Covid-19 & Food Security
Why in news?
The agriculture sector needs to be reformed for ensuring food security.
What should be the priority?
- India has contained the mortality rate from Covid-19 infections at around 3.3% (global average 7%).
- The real test will come when the lockdown is lifted.
- Next to saving lives is the necessity of having food to survive.
- Despite initial disruptions in supply lines, India has somehow managed to feed its population of 1.37 billion.
- If there is any complaint, it is from the producer’s side that the prices of perishables have collapsed in some parts of the country.
- But, for the consumer’s side, supply lines were quickly restored and food is easily available in the markets at reasonable prices.
What needs to be complimented?
- Those in the government managing the food logistics deserve to be complimented for keeping supply lines for essential food running.
- States must also be lauded for having done a remarkable job of procuring the main rabi crop, wheat.
- A flawless procedure of issuing tokens to farmers and opening several additional wheat procurement centres is commendable.
- Also, having a good logistics facility to procure and move the products to states that face a deficit is also commendable.
- Since the India Meteorological Department has forecasted a normal monsoon, India’s food situation may remain comfortable in FY 2020-21.
How will Agriculture be helpful currently?
- Agriculture may be the only sector that registers a respectable growth this year.

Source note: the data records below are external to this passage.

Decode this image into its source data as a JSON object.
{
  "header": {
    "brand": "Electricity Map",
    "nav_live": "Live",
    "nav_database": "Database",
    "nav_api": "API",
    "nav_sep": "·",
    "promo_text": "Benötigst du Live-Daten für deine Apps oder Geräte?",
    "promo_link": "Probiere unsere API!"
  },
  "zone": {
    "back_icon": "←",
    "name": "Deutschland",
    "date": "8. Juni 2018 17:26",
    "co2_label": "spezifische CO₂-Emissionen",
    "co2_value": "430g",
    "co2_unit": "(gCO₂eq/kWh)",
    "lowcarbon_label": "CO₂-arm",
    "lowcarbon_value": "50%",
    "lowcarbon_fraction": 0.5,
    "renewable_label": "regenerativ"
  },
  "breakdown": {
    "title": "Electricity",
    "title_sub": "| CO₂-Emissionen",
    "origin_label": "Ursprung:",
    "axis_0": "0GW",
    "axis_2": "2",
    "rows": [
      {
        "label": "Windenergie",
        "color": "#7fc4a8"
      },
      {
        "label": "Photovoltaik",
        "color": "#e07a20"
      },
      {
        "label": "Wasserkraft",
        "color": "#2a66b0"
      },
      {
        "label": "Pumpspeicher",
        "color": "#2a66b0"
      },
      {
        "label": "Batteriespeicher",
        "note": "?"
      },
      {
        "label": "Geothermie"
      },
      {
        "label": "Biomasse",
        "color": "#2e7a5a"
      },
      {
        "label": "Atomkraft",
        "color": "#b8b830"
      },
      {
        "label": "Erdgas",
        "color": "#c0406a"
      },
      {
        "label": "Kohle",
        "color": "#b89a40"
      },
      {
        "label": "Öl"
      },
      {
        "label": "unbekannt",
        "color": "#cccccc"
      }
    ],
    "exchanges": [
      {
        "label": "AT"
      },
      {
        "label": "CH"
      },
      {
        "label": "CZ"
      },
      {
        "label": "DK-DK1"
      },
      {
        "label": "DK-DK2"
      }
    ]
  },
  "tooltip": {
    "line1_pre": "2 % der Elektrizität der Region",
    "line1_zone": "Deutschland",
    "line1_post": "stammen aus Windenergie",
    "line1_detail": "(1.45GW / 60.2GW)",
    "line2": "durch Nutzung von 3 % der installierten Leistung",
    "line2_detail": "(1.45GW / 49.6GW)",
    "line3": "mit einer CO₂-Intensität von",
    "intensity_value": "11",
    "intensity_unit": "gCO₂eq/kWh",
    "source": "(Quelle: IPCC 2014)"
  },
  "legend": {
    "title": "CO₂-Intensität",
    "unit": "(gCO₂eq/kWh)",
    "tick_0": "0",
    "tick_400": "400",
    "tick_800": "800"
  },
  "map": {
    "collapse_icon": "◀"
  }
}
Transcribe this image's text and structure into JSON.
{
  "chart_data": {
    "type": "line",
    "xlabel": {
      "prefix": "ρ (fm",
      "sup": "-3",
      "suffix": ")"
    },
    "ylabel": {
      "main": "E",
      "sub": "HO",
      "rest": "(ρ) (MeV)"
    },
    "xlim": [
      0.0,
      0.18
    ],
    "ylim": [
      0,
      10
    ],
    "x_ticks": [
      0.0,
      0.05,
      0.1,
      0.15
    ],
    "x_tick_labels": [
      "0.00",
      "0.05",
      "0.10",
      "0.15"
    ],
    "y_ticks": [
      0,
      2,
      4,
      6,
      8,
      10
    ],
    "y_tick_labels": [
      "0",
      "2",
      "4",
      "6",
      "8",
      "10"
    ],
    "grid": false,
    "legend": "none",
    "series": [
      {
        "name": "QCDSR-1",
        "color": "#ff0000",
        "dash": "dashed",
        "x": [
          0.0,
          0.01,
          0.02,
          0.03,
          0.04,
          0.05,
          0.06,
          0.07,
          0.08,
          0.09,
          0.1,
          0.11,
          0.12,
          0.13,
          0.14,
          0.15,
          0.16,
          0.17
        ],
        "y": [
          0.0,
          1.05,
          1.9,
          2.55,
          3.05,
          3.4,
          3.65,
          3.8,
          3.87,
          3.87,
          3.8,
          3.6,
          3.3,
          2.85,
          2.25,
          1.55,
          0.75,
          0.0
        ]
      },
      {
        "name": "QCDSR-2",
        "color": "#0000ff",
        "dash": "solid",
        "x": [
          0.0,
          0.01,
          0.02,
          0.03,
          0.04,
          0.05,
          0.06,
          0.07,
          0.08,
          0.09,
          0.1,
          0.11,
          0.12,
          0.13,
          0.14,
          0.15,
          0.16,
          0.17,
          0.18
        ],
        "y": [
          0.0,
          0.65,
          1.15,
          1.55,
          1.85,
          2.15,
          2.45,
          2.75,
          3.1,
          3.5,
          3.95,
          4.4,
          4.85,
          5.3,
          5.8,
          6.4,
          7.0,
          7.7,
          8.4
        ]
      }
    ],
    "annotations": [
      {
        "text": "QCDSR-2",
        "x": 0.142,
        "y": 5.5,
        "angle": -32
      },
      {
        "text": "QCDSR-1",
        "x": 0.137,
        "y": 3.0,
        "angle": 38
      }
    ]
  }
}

- This will help absorb the shock of the coronavirus on extreme poverty and malnutrition.
- We need to build on the success and resilience of agriculture.
- This calls for large-scale reforms in agri-marketing as well as in the public distribution system (PDS).
What changes could be made?
- APMC – The APMC markets can keep doing their business as usual.
- But the channels for direct buying from farmers/farmer producer organisations (FPOs) can be opened.
- Buyers – Any registered large buyer must be encouraged by providing them with a license, which is valid all over India.
- Buyers should be exempted from any market fee and other cesses as they will not be using the services of the APMC market yards.
- E-NAM – It can flourish if grading and dispute settlement mechanisms are put in place.
- Private mandis with modern infrastructure need to be promoted in competition with APMCs.
- PDS – On the PDS front, we need to move towards cash transfers that can be withdrawn from anywhere in the country.